Cuando puedan viajar por Galicia y perderse en aldeas remotas verán que en todas las cocinas domésticas pilotadas por señoras venerables cuelga una careta de cerdo curada, que acompaña al unto dando sabor y profundidad a caldos y sopas, rebanándose en gruesas lonchas para guarnecer los huevos fritos de corral.
No existiría la cocina cristiana de occidente sin esa católica, apostólica y romana sensación de culpabilidad que nos asalta cada vez que zampamos a dos carrillos todo tipo de productos grasos o sorbemos esos caldos en los que cuecen grelos, lacones, chorizos, huesos, patatas, careta y tocino.
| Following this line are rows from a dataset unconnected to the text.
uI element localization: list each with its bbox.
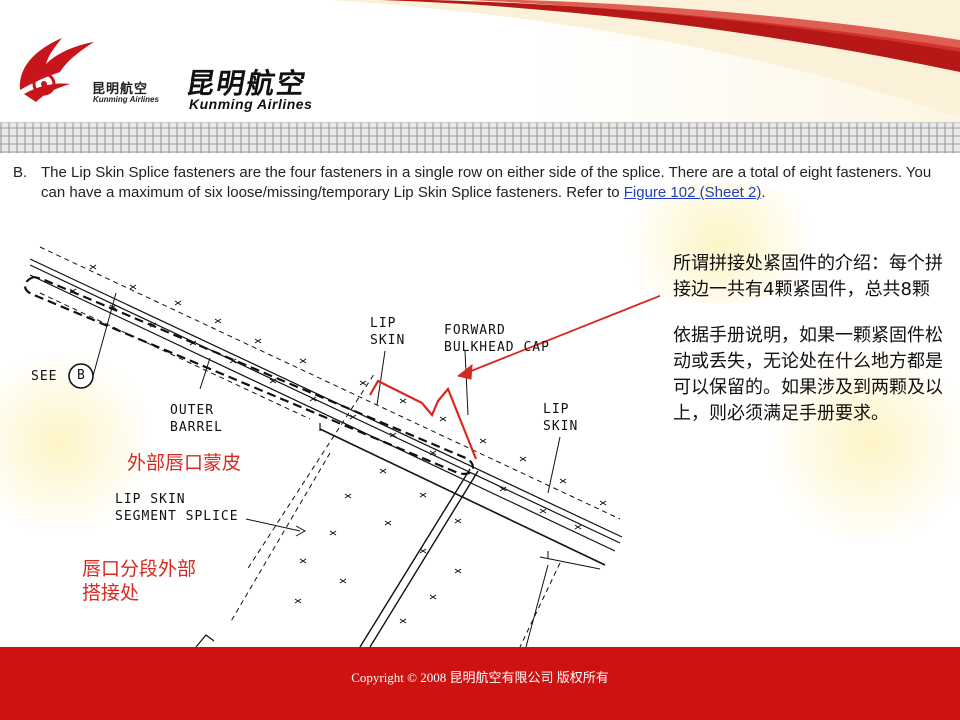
lip-skin-label-left: LIP SKIN <box>370 316 406 348</box>
see-label: SEE <box>31 369 58 384</box>
copyright-text: Copyright © 2008 昆明航空有限公司 版权所有 <box>351 670 609 685</box>
header-bar: 昆明航空 Kunming Airlines 昆明航空 Kunming Airli… <box>0 0 960 122</box>
segment-outer-splice-annotation: 唇口分段外部 搭接处 <box>82 558 197 604</box>
logo-small-english: Kunming Airlines <box>93 95 159 104</box>
outer-barrel-label: OUTER BARREL <box>170 403 223 435</box>
partial-arrow-icon <box>195 634 215 647</box>
forward-bulkhead-cap-label: FORWARD BULKHEAD CAP <box>444 323 550 355</box>
explanation-note: 所谓拼接处紧固件的介绍：每个拼接边一共有4颗紧固件，总共8颗 依据手册说明，如果… <box>673 251 943 427</box>
lip-skin-label-right: LIP SKIN <box>543 402 579 434</box>
note-paragraph-1: 所谓拼接处紧固件的介绍：每个拼接边一共有4颗紧固件，总共8颗 <box>673 253 943 300</box>
kunming-airlines-logo-icon <box>19 38 94 102</box>
decorative-pattern-band <box>0 122 960 154</box>
slide-content: B. The Lip Skin Splice fasteners are the… <box>0 153 960 647</box>
note-paragraph-2: 依据手册说明，如果一颗紧固件松动或丢失，无论处在什么地方都是可以保留的。如果涉及… <box>673 325 943 424</box>
lip-skin-segment-splice-label: LIP SKIN SEGMENT SPLICE <box>115 492 239 524</box>
logo-big-english: Kunming Airlines <box>189 96 313 112</box>
outer-lip-skin-annotation: 外部唇口蒙皮 <box>127 452 242 474</box>
see-b-letter: B <box>77 368 86 383</box>
manual-body-end: . <box>761 184 766 201</box>
footer-bar: Copyright © 2008 昆明航空有限公司 版权所有 <box>0 647 960 720</box>
red-bracket-icon <box>369 379 478 460</box>
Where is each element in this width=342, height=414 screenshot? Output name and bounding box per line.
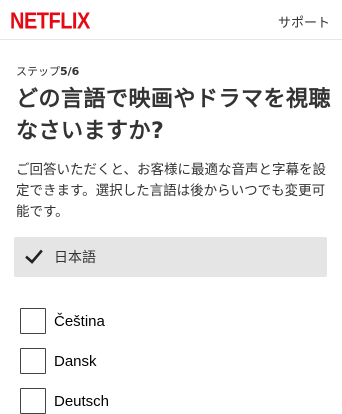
language-option-label: Dansk [54,352,97,370]
checkbox[interactable] [20,388,46,414]
checkmark-icon [25,248,43,266]
header: NETFLIX サポート [0,0,342,40]
step-prefix: ステップ [16,65,60,78]
main-content: ステップ5/6 どの言語で映画やドラマを視聴なさいますか? ご回答いただくと、お… [16,64,332,223]
language-option-cestina[interactable]: Čeština [20,308,105,334]
page-description: ご回答いただくと、お客様に最適な音声と字幕を設定できます。選択した言語は後からい… [16,162,326,220]
netflix-logo[interactable]: NETFLIX [10,9,90,35]
language-option-label: Deutsch [54,392,110,410]
language-option-label: Čeština [54,312,105,330]
selected-language-item[interactable]: 日本語 [14,237,327,277]
language-option-deutsch[interactable]: Deutsch [20,388,109,414]
step-count: 5/6 [60,65,80,78]
checkbox[interactable] [20,308,46,334]
checkbox[interactable] [20,348,46,374]
step-indicator: ステップ5/6 [16,64,332,80]
language-option-dansk[interactable]: Dansk [20,348,97,374]
support-link[interactable]: サポート [278,12,330,31]
selected-language-label: 日本語 [54,250,96,266]
page-title: どの言語で映画やドラマを視聴なさいますか? [16,87,332,144]
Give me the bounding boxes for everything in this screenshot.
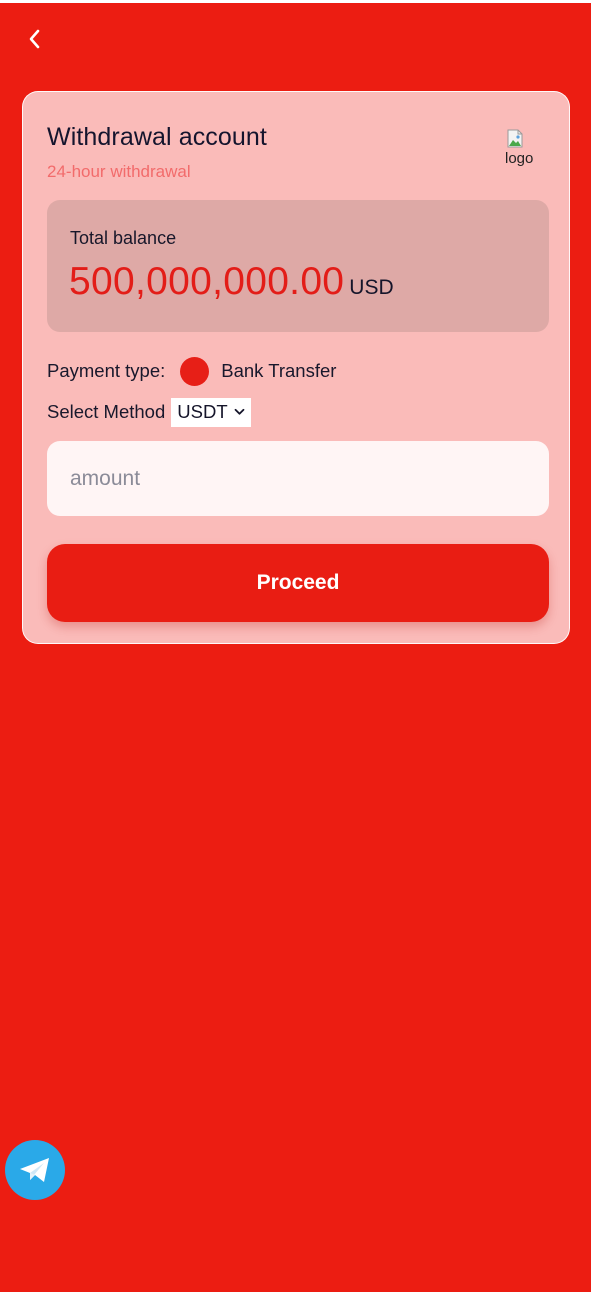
card-subtitle: 24-hour withdrawal (47, 162, 191, 181)
card-title: Withdrawal account (47, 123, 267, 151)
amount-input[interactable] (47, 441, 549, 516)
back-button[interactable] (18, 21, 50, 57)
chevron-left-icon (29, 29, 40, 49)
select-method-label: Select Method (47, 401, 166, 422)
proceed-button[interactable]: Proceed (47, 544, 549, 622)
logo-image: logo (505, 129, 545, 173)
balance-value: 500,000,000.00 (69, 260, 345, 303)
payment-type-label: Payment type: (47, 360, 166, 381)
balance-amount: 500,000,000.00 USD (69, 260, 394, 304)
select-method-row: Select Method USDT (47, 397, 251, 427)
withdrawal-screen: Withdrawal account 24-hour withdrawal lo… (0, 3, 591, 1292)
balance-label: Total balance (70, 228, 177, 248)
balance-currency: USD (349, 276, 394, 299)
bank-transfer-option-label[interactable]: Bank Transfer (221, 360, 336, 382)
broken-image-icon (507, 129, 523, 148)
telegram-button[interactable] (5, 1140, 65, 1200)
method-select-value: USDT (177, 401, 228, 422)
bank-transfer-radio[interactable] (180, 356, 210, 386)
logo-alt-text: logo (505, 150, 534, 167)
chevron-down-icon (234, 408, 245, 415)
payment-type-row: Payment type: Bank Transfer (47, 356, 336, 386)
balance-box: Total balance 500,000,000.00 USD (47, 200, 549, 332)
withdrawal-card: Withdrawal account 24-hour withdrawal lo… (22, 91, 570, 644)
method-select[interactable]: USDT (171, 397, 251, 427)
telegram-icon (20, 1158, 49, 1182)
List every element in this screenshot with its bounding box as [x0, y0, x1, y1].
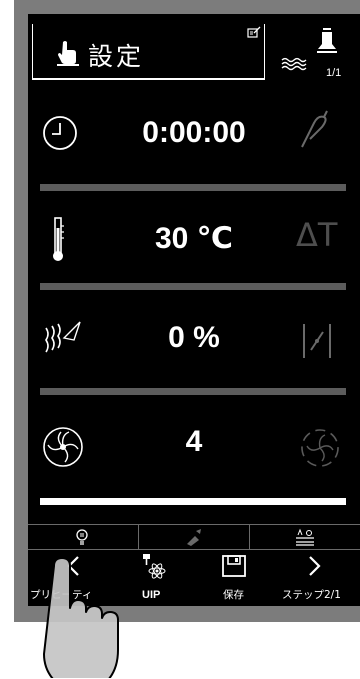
- damper-icon[interactable]: [302, 322, 332, 360]
- tab-tips[interactable]: [28, 525, 138, 549]
- fan-row[interactable]: 4: [28, 398, 360, 498]
- alarm-count: 1/1: [326, 67, 342, 79]
- hand-pointer-icon: [57, 40, 79, 66]
- next-step-button[interactable]: ステップ2/1: [278, 551, 360, 606]
- uip-label: UIP: [142, 589, 161, 601]
- separator-1: [40, 184, 346, 191]
- save-label: 保存: [223, 589, 244, 601]
- tab-levels[interactable]: [250, 525, 360, 549]
- chevron-right-icon: [308, 555, 322, 577]
- settings-levels-icon: [294, 528, 316, 546]
- cleaning-icon: [185, 528, 203, 546]
- oven-screen: 設定 1/1 0:00:00 30 ℃ ΔT 0 % 4 UIP 保存 ステップ…: [28, 14, 360, 606]
- uip-button[interactable]: UIP: [128, 551, 188, 606]
- next-step-label: ステップ2/1: [282, 589, 341, 601]
- steam-row[interactable]: 0 %: [28, 294, 360, 394]
- uip-icon: [140, 553, 166, 579]
- save-button[interactable]: 保存: [208, 551, 268, 606]
- page-title: 設定: [88, 42, 145, 71]
- progress-bar: [40, 498, 346, 505]
- function-tab-bar: [28, 524, 360, 550]
- temperature-row[interactable]: 30 ℃ ΔT: [28, 194, 360, 294]
- tap-hand-pointer-icon: [34, 558, 124, 678]
- separator-3: [40, 388, 346, 395]
- tip-icon: [75, 529, 89, 545]
- settings-header-tab[interactable]: [32, 24, 265, 80]
- delta-t-icon[interactable]: ΔT: [296, 216, 337, 254]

Hoy el mundo es del “cansinovirus” y de los pasteurizados y los débiles de espíritu que corren detrás de las mascotas por los parques, pero no se olviden de marcar su territorio con perniles, costillas, zorza y jamones colganderos, llenando las alhacenas de conservas y los arcones congeladores de artillería de primera.
Coman tortilla de patatas, frían filetes empanados y muchas croquetas, asalten el frasco de las galletas, pringuen de pimentón el culo del puchero, monten muchos bocatas pringosos de panceta con pelambrera, beban destilados a palo seco y fumen para templar los ánimos viendo este mundo enfermo pasar muy lentamente, porque cuando menos se lo esperen, nos atropellará esa furgoneta de reparto del Mercadona y nos iremos a criar malvas a Villaquieta. Cuídense, cagonriau.